背景:本研究旨在评估在辅助化疗中加入奥沙利铂(OX)超过 6 个月后,重新引入 OX 的一线化疗的疗效和安全性。
方法:患有神经病变程度≤1 级的 II/III 期结肠癌患者,在辅助化疗中加入 OX 后超过 6 个月复发,被认为符合条件。符合条件的患者接受氟尿嘧啶、左亚叶酸钙和 OX 联合分子靶向药物或卡培他滨和 OX 联合贝伐珠单抗(BV)或 S-1 和 OX 联合 BV 治疗。主要终点是无进展生存期(PFS),次要终点是总生存期(OS)、反应率(RR)和毒性。

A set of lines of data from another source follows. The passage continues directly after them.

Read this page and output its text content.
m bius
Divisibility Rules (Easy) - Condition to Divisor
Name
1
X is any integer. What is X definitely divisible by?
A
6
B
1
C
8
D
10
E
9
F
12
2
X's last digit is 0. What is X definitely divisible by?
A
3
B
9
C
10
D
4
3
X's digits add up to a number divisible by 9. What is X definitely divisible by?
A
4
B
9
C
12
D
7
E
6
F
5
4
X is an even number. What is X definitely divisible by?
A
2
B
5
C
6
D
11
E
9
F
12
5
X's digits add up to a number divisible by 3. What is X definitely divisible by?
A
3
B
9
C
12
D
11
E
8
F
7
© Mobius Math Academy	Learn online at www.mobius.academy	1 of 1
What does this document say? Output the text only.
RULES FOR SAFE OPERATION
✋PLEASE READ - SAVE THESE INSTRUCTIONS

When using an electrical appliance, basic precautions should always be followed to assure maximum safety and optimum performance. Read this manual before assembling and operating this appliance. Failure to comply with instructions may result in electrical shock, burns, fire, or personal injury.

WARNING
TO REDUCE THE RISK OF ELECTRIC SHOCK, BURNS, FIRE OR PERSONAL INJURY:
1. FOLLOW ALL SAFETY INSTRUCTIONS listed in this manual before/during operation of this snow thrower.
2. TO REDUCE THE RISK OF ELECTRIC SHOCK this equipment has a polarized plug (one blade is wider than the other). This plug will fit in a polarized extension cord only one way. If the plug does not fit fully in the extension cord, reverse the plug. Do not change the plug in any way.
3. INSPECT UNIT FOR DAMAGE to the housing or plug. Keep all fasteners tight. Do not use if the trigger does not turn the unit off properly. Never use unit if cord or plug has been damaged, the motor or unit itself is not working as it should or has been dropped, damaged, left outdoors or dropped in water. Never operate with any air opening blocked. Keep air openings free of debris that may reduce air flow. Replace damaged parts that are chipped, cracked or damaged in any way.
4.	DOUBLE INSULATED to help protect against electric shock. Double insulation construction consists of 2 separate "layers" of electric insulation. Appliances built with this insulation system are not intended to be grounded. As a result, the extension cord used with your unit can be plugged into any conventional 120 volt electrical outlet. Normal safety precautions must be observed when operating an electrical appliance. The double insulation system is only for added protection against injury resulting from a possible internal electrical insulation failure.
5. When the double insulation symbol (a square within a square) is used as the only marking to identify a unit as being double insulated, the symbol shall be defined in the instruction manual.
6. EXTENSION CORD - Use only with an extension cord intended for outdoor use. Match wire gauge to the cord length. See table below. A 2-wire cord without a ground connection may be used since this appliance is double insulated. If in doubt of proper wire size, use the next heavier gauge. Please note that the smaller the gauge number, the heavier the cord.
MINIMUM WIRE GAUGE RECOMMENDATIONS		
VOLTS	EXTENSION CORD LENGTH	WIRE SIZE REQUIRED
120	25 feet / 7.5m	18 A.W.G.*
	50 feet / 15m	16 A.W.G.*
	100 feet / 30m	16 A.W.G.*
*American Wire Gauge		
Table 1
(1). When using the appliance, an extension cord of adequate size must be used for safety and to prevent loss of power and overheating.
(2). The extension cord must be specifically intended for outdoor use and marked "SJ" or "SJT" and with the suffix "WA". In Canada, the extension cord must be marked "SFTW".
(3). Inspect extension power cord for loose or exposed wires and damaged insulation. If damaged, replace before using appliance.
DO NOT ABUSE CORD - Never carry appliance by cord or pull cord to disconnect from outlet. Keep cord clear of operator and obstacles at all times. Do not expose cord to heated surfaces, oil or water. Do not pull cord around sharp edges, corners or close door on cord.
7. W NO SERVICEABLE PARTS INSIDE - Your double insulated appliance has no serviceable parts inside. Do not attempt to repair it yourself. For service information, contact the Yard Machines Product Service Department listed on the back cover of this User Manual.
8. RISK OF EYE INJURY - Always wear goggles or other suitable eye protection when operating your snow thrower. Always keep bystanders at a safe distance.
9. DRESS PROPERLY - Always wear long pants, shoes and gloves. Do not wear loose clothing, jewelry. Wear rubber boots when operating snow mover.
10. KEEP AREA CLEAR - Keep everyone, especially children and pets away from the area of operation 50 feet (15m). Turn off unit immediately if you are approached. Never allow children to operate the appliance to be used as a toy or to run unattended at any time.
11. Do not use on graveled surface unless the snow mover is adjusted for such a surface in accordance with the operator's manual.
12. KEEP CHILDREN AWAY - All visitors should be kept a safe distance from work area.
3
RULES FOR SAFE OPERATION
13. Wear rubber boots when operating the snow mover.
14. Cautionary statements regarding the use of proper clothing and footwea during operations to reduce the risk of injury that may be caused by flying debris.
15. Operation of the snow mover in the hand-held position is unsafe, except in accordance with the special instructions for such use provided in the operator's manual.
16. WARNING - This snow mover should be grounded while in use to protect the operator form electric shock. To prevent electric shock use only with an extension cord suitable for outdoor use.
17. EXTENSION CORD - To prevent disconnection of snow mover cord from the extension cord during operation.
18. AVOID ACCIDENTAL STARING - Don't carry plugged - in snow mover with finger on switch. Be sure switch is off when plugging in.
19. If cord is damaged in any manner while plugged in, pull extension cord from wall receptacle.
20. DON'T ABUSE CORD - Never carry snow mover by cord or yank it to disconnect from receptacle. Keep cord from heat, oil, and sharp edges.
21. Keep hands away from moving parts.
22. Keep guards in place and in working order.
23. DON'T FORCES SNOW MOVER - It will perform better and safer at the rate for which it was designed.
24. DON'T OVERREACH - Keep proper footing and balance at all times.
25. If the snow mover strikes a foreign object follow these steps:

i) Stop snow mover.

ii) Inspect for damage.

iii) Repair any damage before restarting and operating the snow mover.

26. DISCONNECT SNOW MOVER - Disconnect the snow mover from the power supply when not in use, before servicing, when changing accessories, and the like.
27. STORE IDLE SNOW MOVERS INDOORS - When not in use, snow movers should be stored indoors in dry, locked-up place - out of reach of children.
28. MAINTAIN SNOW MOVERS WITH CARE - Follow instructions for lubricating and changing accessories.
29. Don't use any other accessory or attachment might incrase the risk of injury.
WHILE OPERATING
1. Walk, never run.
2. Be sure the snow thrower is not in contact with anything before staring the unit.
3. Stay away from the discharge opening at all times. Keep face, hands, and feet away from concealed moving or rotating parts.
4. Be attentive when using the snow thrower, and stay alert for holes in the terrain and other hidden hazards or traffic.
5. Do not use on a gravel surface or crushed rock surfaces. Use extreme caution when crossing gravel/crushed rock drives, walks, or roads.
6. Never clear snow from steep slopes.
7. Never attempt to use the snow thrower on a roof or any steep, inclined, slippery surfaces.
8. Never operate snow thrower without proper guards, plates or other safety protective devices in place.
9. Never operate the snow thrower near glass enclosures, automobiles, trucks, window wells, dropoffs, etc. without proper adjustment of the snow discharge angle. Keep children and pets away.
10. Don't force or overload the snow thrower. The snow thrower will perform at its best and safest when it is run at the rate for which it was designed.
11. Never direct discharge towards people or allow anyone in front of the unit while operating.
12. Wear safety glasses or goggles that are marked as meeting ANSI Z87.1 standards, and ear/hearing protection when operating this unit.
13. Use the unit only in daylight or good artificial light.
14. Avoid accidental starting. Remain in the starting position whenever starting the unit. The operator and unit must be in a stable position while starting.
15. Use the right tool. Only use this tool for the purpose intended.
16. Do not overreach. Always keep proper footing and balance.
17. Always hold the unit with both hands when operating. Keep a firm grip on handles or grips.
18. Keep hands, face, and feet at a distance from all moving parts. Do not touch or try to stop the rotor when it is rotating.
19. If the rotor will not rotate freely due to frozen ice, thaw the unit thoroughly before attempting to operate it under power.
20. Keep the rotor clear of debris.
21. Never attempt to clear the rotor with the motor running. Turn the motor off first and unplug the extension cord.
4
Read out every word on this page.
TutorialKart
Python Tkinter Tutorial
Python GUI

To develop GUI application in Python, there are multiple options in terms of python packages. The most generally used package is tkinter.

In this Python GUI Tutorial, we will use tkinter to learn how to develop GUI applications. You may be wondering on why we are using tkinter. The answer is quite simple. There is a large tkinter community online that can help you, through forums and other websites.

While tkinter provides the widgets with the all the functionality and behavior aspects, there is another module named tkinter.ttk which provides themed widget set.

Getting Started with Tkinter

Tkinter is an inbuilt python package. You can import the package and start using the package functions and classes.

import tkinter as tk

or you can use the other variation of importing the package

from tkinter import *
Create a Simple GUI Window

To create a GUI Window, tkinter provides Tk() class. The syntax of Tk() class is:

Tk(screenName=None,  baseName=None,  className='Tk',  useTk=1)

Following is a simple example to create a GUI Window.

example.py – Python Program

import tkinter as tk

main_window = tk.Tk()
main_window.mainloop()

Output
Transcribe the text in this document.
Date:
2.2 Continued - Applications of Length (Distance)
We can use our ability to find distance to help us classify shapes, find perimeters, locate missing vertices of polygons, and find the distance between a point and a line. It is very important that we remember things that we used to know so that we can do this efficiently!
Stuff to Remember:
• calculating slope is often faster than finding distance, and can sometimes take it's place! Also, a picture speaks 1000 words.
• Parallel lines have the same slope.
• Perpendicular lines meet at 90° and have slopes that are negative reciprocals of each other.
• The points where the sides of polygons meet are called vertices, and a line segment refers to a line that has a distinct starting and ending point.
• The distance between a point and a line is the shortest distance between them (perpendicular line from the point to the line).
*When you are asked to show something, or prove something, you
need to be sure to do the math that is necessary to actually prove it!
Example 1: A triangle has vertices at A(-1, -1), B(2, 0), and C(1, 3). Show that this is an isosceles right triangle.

结果:2013 年 9 月至 2019 年 5 月期间共纳入 50 例患者。12 例患者接受氟尿嘧啶、左亚叶酸钙和 OX(FOLFOX)联合 BV,21 例患者接受卡培他滨和 OX 联合 BV,10 例患者接受 S-1 和 OX 联合 BV,7 例患者接受 FOLFOX 联合西妥昔单抗或帕尼单抗。中位 PFS 为 11.5 个月(95%置信区间 [CI] 8.3-16.0),中位 OS 为 45.4 个月(95% CI 37.4-NA),RR 为 56.0%(95% CI 42.3-68.8)。发生率≥5%的≥3 级不良事件包括 6 例(12%)中性粒细胞减少、5 例(10%)周围感觉神经病变、4 例(8%)腹泻、4 例(8%)高血压、3 例(6%)厌食和 3 例(6%)过敏反应。
结论:在辅助化疗中加入 OX 超过 6 个月后,重新引入 OX 的一线化疗对于复发的结肠癌患者是安全的,且疗效可预期。